Este post foi inspirado pela conversa que tive com um amigo do face. Ele me dizia que as feridas ainda sangram. As minhas não sangram mais, pensei. Mas, refletindo melhor, percebo que há duas feridas que não cicatrizaram.

A primeira é a morte da minha irmã. Essa eu acho que não vai se curar nunca. É muito triste pensar em como a vida seria diferente com ela aqui. O relacionamento com os meus sobrinhos, a vida dos meus sobrinhos… A vida como um todo.

A segunda ferida é minha distância do amor da minha vida.

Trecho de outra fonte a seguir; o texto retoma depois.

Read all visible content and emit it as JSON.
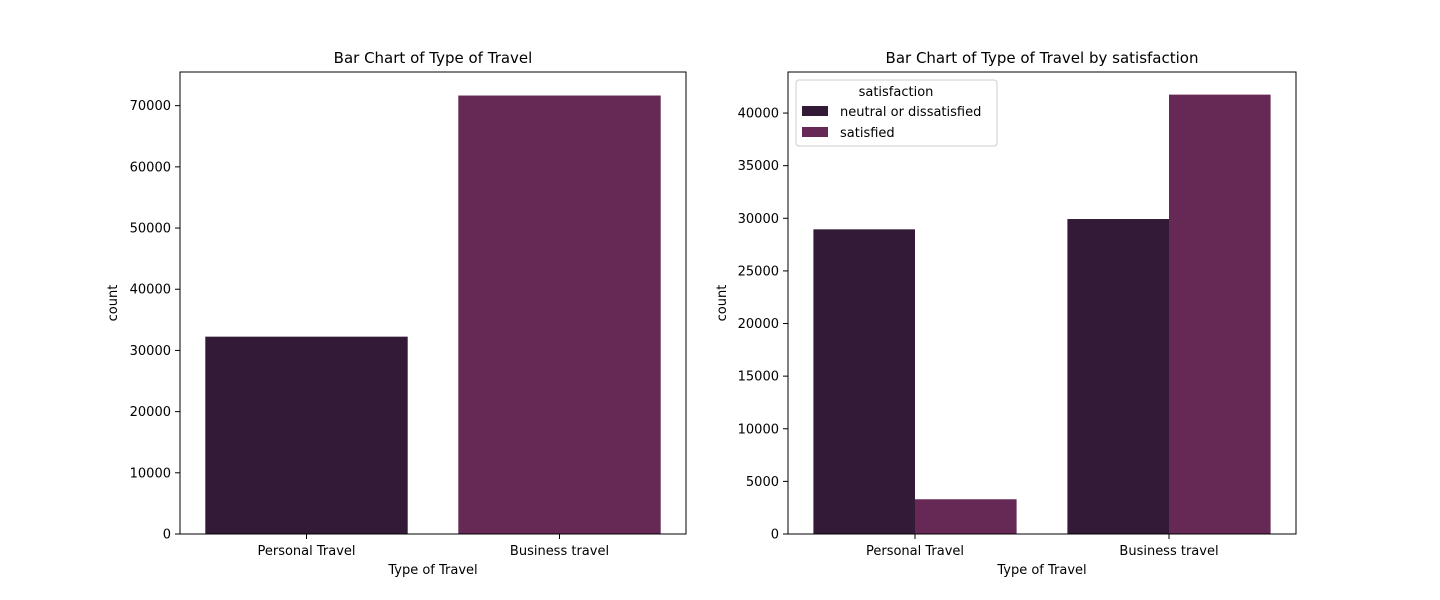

Apesar de ter sido escolha minha, estar longe dele doi demais. Escolhi ficar com o meu marido porque ele não merece ser abandonado, e seria um golpe duro demais para ele nestas alturas das circunstâncias. Mas a lacuna deixada pelo grande amor da minha vida é impossível de ser preenchida.

Estou bem em relação a feridas e cicatrizes. Mais cicatrizes que feridas, muito mais. Eu sou uma vencedora parcial. Agora é atacar aqueles problemas que persistem: a compulsão por comida e por compras. Então, sim, serei uma vencedora completa. Magra e com o nome limpo: sucesso total, pelo meu próprio esforço.